Our original motivation for representing Gaussians as (info_vec, precision) was to support operations on rank-deficient precision matrices, which occur in conditional probability distributions. This design choice allows us to uniformly handle priors, conditional distributions, and likelihoods by treating all three agnostically as mere factors in a factor graph.

However while the (info_vec, precision) representation is numerically stable, it is computationally inefficient when making low-dimensional observations of a high-dimensional variable. For example to store a conditional distribution of a 1-dimensional variable given a 1000-dimensional variable, the precision matrix has 1001**2 elements, but since it has rank 1 its square root would cost only 1001 elements. Indeed we recognized this pyro-ppl/pyro#2005 and #217 and created a special AffineNormal pattern to avoid materializing rank-1 precision matrices.

An alternative representation is the classic square root information filter (SRIF), explored by @fehiepsi in pyro-ppl/pyro#2019. This represents a Gaussian as a pair (info_vec, prec_sqrt), of shapes batch_shape + (dim,) and batch_shape + (dim, rank) respectively, so that

precision = prec_sqrt @ prec_sqrt.transpose(-2, -1)

Advantages of the square root information representation include:

• space storage cost is O(dim * rank) which can be much smaller than O(dim ** 2)
• ops.add can be implemented by mere concatenation (optionally followed by compression if rank > dim or maybe rank > 1.5 * dim)
• we could drop AffineNormal

Design questions

• Should we make this change?
• If we change Gaussian interface what will break?
  • the arXiv paper will be out of date
  • I believe all Pyro & NumPyro code uses to_funsor(), so will be unaffected
• How should we make this change?
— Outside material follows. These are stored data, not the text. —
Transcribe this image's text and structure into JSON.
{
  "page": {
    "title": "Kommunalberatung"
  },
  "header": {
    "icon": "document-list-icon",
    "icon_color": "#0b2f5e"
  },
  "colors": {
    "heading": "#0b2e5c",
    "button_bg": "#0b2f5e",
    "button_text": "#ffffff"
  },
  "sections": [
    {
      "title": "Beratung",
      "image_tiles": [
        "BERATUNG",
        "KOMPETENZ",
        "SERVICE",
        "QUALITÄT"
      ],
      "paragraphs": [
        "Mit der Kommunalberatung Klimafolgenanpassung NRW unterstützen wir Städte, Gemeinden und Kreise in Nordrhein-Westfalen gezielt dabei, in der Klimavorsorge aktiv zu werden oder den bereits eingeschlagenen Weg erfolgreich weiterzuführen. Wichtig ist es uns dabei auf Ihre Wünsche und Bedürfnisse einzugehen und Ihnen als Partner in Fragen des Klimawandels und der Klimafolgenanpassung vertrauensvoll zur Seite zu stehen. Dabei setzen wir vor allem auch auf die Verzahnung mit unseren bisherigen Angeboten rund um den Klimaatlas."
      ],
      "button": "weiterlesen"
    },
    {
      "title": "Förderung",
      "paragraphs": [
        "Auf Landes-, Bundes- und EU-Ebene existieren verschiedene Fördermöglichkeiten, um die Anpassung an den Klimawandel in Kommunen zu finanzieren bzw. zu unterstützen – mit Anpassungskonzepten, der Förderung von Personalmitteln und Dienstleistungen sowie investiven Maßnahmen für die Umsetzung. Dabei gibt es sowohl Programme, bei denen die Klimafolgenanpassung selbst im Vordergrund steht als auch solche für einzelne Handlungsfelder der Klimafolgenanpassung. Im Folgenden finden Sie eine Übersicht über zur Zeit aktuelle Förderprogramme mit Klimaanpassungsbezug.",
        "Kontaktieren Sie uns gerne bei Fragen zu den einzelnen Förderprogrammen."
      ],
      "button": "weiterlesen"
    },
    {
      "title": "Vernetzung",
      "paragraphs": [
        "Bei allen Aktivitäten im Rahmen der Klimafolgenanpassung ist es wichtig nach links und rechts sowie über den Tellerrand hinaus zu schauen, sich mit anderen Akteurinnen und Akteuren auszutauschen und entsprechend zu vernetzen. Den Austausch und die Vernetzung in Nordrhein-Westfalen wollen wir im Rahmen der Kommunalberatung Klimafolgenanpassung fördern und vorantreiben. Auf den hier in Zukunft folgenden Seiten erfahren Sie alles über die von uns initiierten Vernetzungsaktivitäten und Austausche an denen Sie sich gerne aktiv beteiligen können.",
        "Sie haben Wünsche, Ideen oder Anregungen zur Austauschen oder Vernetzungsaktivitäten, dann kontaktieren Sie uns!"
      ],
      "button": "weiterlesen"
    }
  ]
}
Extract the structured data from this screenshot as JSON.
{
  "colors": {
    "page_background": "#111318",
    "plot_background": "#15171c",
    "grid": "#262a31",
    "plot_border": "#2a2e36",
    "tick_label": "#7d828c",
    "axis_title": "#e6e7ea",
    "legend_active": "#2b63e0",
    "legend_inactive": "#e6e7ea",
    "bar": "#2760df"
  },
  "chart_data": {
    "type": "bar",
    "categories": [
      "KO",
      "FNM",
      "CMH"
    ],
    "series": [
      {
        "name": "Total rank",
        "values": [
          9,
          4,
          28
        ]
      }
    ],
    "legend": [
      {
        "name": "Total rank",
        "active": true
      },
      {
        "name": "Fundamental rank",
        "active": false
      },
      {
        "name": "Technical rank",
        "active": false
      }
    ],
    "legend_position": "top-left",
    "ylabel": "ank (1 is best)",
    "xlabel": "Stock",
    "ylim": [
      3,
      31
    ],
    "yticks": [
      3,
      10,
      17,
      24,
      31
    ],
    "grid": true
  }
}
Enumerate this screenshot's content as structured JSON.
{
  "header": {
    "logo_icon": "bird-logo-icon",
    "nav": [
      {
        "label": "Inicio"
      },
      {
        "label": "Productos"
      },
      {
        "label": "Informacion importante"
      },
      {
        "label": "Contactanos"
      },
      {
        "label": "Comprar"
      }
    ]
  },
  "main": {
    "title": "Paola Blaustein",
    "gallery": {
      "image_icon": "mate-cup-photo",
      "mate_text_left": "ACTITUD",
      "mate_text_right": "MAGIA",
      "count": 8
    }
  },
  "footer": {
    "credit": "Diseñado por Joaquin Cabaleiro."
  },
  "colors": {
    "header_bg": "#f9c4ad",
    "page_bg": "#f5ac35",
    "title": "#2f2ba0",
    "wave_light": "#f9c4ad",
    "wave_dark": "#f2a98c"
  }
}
Possibilities include:
  • 👍 Simply replace the existing Gaussian.
  • Build a separate GaussianS.
  • Create a new ConditionalGaussian as the basic thing and make Gaussian a mere alias
    (but how do we unify priors, conditionals, and likelihoods?)
  • Create an abstraction for structured precision matrices as in GPyTorch.
    (or is it cleaner to allow structured square root matrices, since they have natural block structure?)